Protecting threatened Over-seas biodiversity

In French Guyana, students looking for information on the Salvation Islands

Since October and until March 2021, 4 students of BTS “Management and Protection of Nature” of the Agricultural High School of Matiti participate in a tutored project proposed by GEPOG as part of the Atlantic Goliath Grouper component of the Life BIODIV’OM project. Their mission is to carry out a study aimed at collecting data on nature-based leisure activities on the Salvation Islands, a very touristy natural and cultural site.

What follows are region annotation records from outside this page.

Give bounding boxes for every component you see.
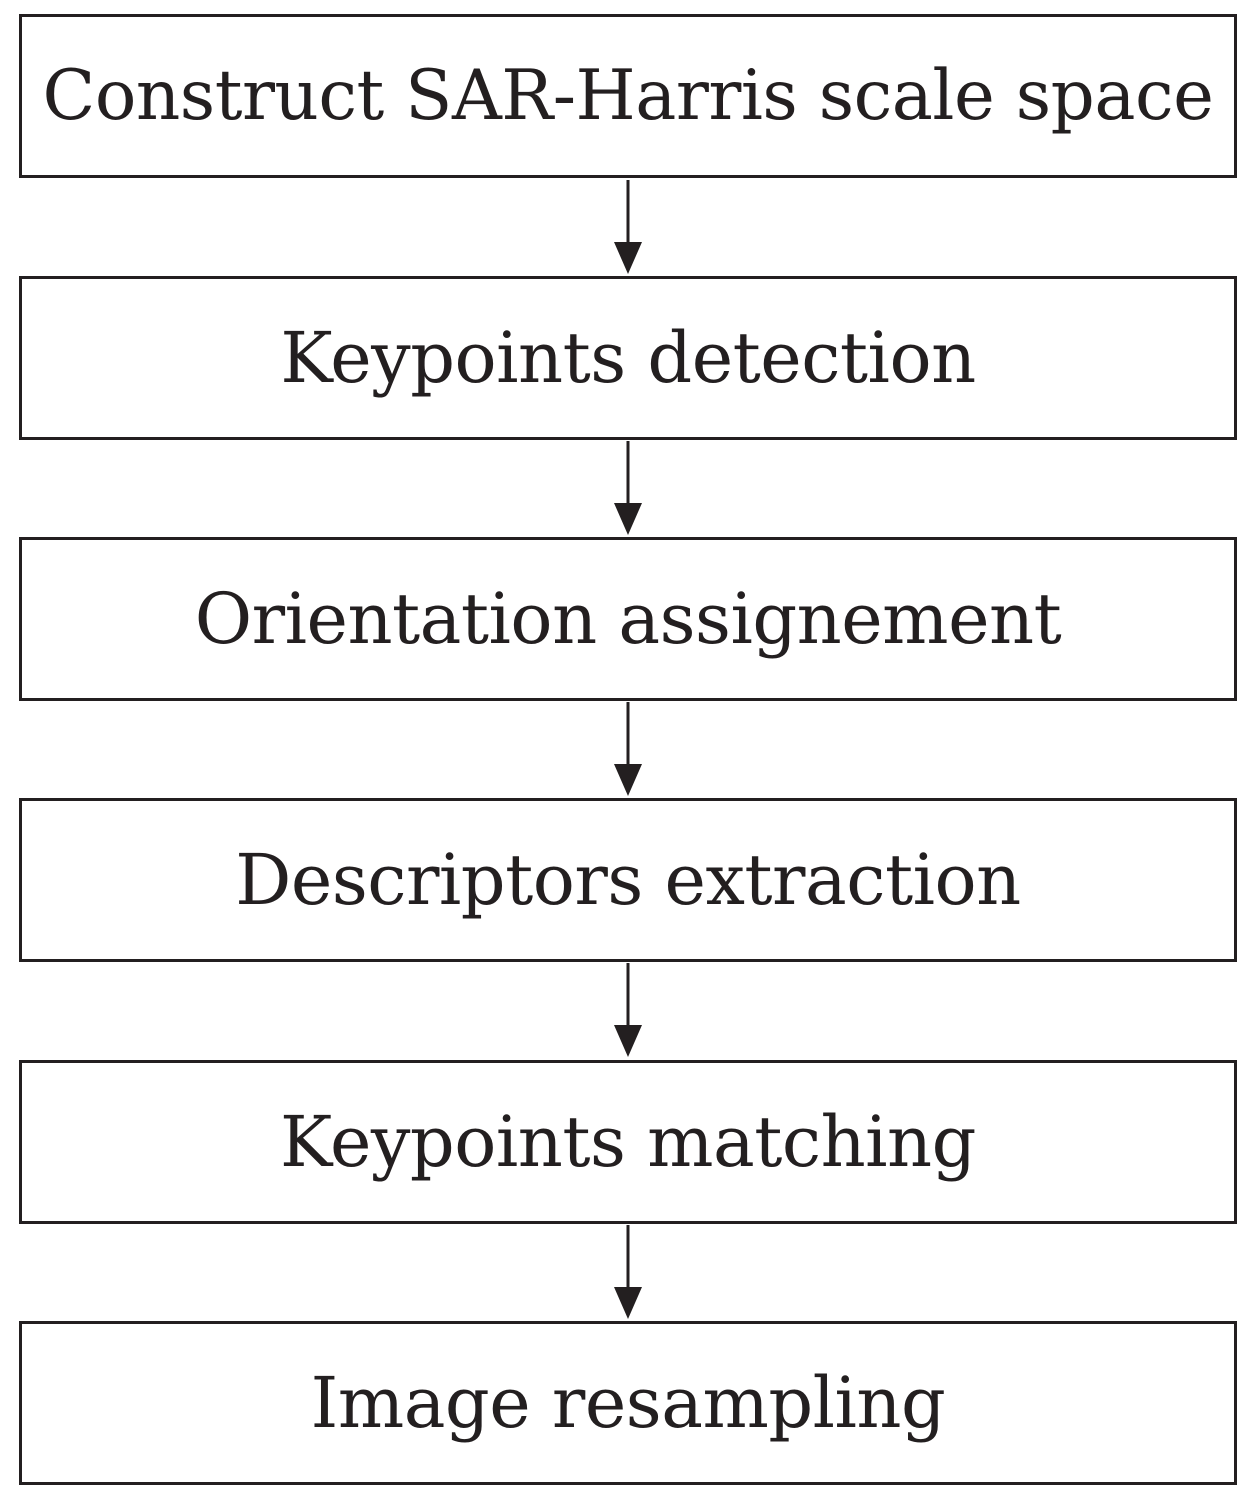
arrow-down-icon — [614, 180, 642, 274]
step-label: Descriptors extraction — [235, 839, 1021, 921]
step-descriptors-extraction: Descriptors extraction — [19, 798, 1237, 962]
arrow-down-icon — [614, 441, 642, 535]
arrow-down-icon — [614, 702, 642, 796]
step-orientation-assignment: Orientation assignement — [19, 537, 1237, 701]
step-keypoints-detection: Keypoints detection — [19, 276, 1237, 440]
step-label: Image resampling — [310, 1362, 946, 1444]
arrow-down-icon — [614, 963, 642, 1057]
step-image-resampling: Image resampling — [19, 1321, 1237, 1485]
step-label: Keypoints detection — [280, 317, 976, 399]
step-label: Keypoints matching — [280, 1101, 976, 1183]
step-label: Construct SAR-Harris scale space — [42, 55, 1214, 136]
step-keypoints-matching: Keypoints matching — [19, 1060, 1237, 1224]
arrow-down-icon — [614, 1225, 642, 1319]
step-label: Orientation assignement — [194, 578, 1062, 660]
step-construct-scale-space: Construct SAR-Harris scale space — [19, 14, 1237, 178]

BTS GPN students on the Salvation Islands © GEPOG

The tutored project

To do this, students will need to collect a certain amount of information from site visitors through field surveys. This data will then be processed using the TESSA method, a standardized toolkit that will ultimately enable site value analysis for nature-based recreation.
Several survey sessions will be scheduled throughout the project and will ensure that they are distributed so as to obtain a representative sample of one year. Meetings with tourism professionals and other stakeholders of the site are also planned in order to collect the different visions.
This action will be integrated into a more global assessment report of ecosystem services on the Salvation Islands. The benefits linked to the cultural and historical aspect of the site as well as to the harvesting of wild products will also be analyzed.

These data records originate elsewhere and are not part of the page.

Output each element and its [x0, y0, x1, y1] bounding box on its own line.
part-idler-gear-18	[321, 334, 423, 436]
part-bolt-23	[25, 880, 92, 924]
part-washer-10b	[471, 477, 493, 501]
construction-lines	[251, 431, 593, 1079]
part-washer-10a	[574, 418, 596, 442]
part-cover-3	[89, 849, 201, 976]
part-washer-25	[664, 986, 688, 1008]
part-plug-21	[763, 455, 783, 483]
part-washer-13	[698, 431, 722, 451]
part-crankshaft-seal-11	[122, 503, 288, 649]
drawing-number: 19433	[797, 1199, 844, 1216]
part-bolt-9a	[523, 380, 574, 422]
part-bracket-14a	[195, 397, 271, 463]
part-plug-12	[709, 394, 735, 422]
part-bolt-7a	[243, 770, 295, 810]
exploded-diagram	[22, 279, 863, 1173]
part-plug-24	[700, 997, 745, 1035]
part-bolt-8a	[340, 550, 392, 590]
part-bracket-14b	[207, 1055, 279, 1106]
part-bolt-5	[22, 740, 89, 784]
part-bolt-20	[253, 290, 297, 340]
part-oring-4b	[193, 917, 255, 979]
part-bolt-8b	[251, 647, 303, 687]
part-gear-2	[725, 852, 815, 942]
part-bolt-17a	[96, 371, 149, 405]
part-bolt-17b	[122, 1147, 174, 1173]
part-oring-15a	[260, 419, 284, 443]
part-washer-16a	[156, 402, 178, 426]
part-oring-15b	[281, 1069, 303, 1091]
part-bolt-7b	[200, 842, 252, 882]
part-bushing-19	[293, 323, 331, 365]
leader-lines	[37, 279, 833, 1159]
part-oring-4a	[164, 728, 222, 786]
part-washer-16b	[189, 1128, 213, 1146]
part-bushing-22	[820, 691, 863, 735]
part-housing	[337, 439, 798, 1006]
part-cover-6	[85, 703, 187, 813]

What is an ecosystem service?
Ecosystem services are defined as the set of benefits that nature provides to humans. Their evaluation makes it possible to highlight the usefulness of the ecological function, on the one hand for human well-being, and on the other hand for the economy.

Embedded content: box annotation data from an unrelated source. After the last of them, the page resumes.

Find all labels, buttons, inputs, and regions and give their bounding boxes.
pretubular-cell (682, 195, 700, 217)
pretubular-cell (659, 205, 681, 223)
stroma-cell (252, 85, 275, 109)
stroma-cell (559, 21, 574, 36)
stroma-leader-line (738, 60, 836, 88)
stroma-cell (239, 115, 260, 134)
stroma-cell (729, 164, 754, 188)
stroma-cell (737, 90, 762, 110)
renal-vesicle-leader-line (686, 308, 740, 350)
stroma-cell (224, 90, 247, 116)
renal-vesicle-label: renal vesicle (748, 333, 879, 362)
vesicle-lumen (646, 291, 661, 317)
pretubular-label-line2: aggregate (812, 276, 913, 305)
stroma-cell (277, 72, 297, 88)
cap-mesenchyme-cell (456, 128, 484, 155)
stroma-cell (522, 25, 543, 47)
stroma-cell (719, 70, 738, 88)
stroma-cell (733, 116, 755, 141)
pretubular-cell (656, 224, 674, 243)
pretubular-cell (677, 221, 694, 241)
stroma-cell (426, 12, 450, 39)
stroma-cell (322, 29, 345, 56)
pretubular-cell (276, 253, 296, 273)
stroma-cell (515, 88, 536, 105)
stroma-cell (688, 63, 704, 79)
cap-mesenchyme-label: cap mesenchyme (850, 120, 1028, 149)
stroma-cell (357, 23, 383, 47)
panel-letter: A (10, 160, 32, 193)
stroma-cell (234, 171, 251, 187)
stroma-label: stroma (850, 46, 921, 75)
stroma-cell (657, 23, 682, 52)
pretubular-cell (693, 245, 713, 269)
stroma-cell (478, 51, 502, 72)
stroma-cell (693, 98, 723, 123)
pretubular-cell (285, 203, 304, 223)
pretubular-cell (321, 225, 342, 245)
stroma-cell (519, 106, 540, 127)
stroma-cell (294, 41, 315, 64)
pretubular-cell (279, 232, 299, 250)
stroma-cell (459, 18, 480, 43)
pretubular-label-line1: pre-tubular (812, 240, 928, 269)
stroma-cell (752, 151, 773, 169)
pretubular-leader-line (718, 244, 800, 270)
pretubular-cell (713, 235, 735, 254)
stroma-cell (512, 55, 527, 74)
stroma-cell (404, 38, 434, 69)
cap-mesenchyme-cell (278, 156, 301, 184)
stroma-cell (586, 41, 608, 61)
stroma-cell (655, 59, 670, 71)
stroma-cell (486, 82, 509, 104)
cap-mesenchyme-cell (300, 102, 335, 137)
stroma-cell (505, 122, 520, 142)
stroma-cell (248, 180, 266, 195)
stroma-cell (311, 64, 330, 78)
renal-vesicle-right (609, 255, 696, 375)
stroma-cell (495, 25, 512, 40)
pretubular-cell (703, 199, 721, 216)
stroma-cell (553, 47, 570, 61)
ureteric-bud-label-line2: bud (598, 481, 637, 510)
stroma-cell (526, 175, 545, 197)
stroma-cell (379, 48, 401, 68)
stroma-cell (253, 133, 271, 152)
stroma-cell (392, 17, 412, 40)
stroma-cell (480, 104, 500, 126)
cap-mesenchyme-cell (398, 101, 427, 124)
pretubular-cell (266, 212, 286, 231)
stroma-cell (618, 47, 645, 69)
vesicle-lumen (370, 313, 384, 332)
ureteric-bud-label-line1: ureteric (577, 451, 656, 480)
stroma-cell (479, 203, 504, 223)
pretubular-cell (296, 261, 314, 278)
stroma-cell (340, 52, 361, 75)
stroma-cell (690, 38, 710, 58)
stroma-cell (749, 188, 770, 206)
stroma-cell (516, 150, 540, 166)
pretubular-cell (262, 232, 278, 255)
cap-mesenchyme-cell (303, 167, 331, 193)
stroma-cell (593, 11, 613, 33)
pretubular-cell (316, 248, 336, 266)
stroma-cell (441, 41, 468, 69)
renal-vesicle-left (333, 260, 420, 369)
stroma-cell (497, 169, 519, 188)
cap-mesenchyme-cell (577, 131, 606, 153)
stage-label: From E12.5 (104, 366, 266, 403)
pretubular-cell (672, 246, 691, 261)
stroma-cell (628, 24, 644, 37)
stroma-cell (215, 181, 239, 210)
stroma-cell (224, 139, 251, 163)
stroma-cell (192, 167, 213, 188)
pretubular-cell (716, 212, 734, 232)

These ecosystem services fall into several categories:
• Provisioning services:
o Harvested wild goods (mushrooms, berries, hunting, fishing)
o Cultivated goods (aquaculture, cereal or fruit crops)
• Regulating services:
o Coastal protection (mangrove, cliff, peat bog)
o Global climate regulation (carbon storage by the forest)
• Cultural services:
o Physical or mental well-being (feeling of well-being, etc.)
o Nature-based leisure activities (sport fishing, boating, diving, etc.)

Why evaluate the ecosystem services provided by a species or a natural site?

These evaluations aim to collect qualitative, quantitative or monetary data making it possible to convince or influence actors, the general public, managers, owners, political decision-makers in order to make them aware of the usefulness of a site or a species and thus enhance the advantages that the latter provide to humans.